Voglio andare in terapia: come dirlo a mamma e papà
Come comunicare ai tuoi genitori che vuoi andare in terapia? Si tratta di un bisogno che si sta diffondendo tra i giovani ma non sempre le famiglie hanno gli strumenti per comprendere la situazione. Ecco come procedere.
Indice
Andare in terapia: perché è necessario coinvolgere mamma e papà
Sempre di più tra i giovanissimi si sta diffondendo il bisogno di essere supportati da una figura professionale per gestire crisi e malessere psicologico e questo porta spesso ad una difficoltà nel comunicare questo bisogno ai genitori, che non sempre hanno gli strumenti per comprendere la situazione. Coinvolgere i genitori e informarli del bisogno di intraprendere una terapia psicologica è fondamentale per diversi motivi:
- Il consenso informato: la psicoterapia è un servizio sanitario, e come tale, per essere effettuato prevede l’approvazione del consenso informato. Per i minorenni questo consenso deve essere approvato da entrambi i genitori (o da chi ne ha diritto legale).
- Inclusione del genitore nel percorso: soprattutto con i più giovani, non si può prescindere dall’includere i genitori nel percorso terapeutico. Questo perché spesso il disagio ha origine proprio all’interno del contesto familiare, che deve essere modificato e migliorato per garantire maggiori possibilità di benessere.
- Sostegno economico: anche se non si è minorenni, spesso non si ha la possibilità economica di sostenere un percorso psicologico, per cui si rende necessario il supporto da parte dei genitori;
Come chiedere a mamma e papà di andare in terapia
Basta dare un’occhiata ai social network, in particolare ai contenuti inerenti la psicologia, per notare come questa sia una delle domande che più spesso vengono fatte dai più giovani.
Purtroppo in moltissime famiglie manca ancora la sensibilità o la conoscenza necessaria a offrire ai propri figli la possibilità di intraprendere un percorso. Inoltre lo stigma sulla terapia è ancora molto attivo, specialmente nelle generazioni più grandi. Questo crea nei giovani grosse difficoltà nell’affrontare il discorso. Per questo potrebbe essere utile mettere in atto queste strategie:
- aprire il discorso: iniziare a parlarne, a comunicare il proprio malessere è un primo passo per avvicinarsi alla richiesta;
- parlarne con il genitore con cui si ha più apertura;
- chiedere supporto ad adulti di fiducia, come fratelli maggiori, zii, nonni, insegnanti, allenatori, ecc. così da poter essere spalleggiati;
- spiegare le motivazioni, i bisogni e come si pensa che la terapia possa essere concretamente d’aiuto;
- parlarne con il medico di base così che faccia da mediatore;
- informarsi su quale servizio o professionista si potrebbe contattare, in modo da mostrare un reale interesse rispetto al problema.

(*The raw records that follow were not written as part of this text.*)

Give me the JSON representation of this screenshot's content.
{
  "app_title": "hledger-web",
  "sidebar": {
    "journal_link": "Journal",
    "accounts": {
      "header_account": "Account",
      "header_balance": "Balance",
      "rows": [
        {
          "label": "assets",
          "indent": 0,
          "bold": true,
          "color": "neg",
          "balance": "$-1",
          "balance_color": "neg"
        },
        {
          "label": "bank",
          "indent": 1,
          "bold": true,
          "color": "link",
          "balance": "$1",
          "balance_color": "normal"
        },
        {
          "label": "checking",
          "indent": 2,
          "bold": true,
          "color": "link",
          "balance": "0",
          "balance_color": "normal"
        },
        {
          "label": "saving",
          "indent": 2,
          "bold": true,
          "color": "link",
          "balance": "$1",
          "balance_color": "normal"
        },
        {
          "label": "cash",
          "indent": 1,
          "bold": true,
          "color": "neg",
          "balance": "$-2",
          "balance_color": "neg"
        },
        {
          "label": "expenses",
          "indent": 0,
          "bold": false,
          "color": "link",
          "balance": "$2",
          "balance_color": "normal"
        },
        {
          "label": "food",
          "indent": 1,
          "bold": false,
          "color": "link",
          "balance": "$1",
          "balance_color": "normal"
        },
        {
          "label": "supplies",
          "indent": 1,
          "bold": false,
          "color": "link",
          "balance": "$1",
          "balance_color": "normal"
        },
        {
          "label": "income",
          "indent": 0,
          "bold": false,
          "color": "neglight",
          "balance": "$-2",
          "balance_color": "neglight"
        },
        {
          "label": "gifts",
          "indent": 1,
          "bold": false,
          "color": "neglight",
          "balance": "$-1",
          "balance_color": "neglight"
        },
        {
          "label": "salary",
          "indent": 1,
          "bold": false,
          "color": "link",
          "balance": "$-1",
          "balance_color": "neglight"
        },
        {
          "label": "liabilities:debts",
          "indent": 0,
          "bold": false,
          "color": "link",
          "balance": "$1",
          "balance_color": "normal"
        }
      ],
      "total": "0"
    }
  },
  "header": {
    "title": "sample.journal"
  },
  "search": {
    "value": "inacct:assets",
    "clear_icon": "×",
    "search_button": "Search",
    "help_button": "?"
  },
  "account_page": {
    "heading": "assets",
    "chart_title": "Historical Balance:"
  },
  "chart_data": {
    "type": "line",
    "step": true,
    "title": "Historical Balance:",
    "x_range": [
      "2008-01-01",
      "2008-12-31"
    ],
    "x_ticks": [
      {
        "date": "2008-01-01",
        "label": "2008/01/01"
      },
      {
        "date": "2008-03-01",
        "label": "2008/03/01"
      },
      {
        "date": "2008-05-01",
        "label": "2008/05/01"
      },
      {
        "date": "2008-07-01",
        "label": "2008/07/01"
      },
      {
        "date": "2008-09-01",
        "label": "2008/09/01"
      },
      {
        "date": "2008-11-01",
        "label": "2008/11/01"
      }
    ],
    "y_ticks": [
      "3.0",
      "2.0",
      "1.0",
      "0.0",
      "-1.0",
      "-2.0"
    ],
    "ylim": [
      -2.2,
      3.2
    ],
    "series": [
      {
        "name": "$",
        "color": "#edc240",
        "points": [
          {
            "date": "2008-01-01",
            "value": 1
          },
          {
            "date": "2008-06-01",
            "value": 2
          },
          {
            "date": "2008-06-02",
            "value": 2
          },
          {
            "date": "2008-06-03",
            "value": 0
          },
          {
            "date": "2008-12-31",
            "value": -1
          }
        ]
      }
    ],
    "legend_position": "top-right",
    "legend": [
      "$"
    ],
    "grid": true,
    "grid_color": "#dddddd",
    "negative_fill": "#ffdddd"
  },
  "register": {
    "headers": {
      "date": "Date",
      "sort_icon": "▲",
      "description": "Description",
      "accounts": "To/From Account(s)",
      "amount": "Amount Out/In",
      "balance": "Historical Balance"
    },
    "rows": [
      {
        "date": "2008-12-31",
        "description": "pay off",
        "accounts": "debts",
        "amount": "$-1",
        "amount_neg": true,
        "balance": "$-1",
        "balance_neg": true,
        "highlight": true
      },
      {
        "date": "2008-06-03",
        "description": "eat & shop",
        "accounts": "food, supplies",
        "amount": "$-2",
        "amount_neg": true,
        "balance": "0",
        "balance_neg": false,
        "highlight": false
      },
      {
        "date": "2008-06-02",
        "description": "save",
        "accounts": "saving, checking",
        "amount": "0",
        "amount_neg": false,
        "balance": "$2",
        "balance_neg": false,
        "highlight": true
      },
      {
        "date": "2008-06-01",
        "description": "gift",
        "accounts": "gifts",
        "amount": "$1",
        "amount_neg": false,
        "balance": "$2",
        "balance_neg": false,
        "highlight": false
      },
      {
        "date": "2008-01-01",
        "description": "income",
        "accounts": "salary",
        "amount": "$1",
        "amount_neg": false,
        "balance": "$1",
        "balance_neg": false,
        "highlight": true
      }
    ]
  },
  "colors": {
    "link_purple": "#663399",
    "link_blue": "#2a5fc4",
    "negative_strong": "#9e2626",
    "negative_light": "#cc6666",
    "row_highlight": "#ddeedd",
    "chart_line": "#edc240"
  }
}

E se non accettano? Ecco quali alternative ci sono
Talvolta purtroppo, tutto ciò non porta comunque a risultati, lasciando i più giovani a dover gestire da soli il proprio malessere con scarse risorse e nessun supporto. In questi casi, quando non c’è modo di ricevere supporto dai genitori, ci sono alcune alternative a cui appoggiarsi:
- lo psicologo scolastico: è un’alternativa gratuita e facilmente accessibile che può mediare la richiesta e accompagnare verso la presa in carico dai servizi di neuropsichiatria infantile; (cioè quel servizio dell’ASL che si occupa di bambini e adolescenti con deficit o sofferenza psicologica).
- il consultorio: si tratta anche questo di un servizio dell’ASL in cui sono presenti diverse figure sanitarie (tra cui anche ginecologi), ai quali è possibile accedere per un numero; limitato di sedute (gratuite o ad un costo estremamente accessibile) e che non necessitano del consenso dei genitori;
- Onlus e associazioni: esistono alcune associazioni che mettono a disposizione degli sportelli d’ascolto, anche online o telefonici, con lo scopo di accogliere le crisi e sono accessibili gratuitamente;
- coordinatore scolastico: in caso di malessere che influisce sul rendimento e la condotta scolastica, il coordinatore può richiedere un incontro tra NPI e genitori per facilitare la presa in carico del minorenne.
Si spera, tramite la divulgazione e l’informazione, di creare nei genitori dei più giovani una consapevolezza sempre maggiore così che non sia più necessario dover lottare per ricevere un supporto psicologico.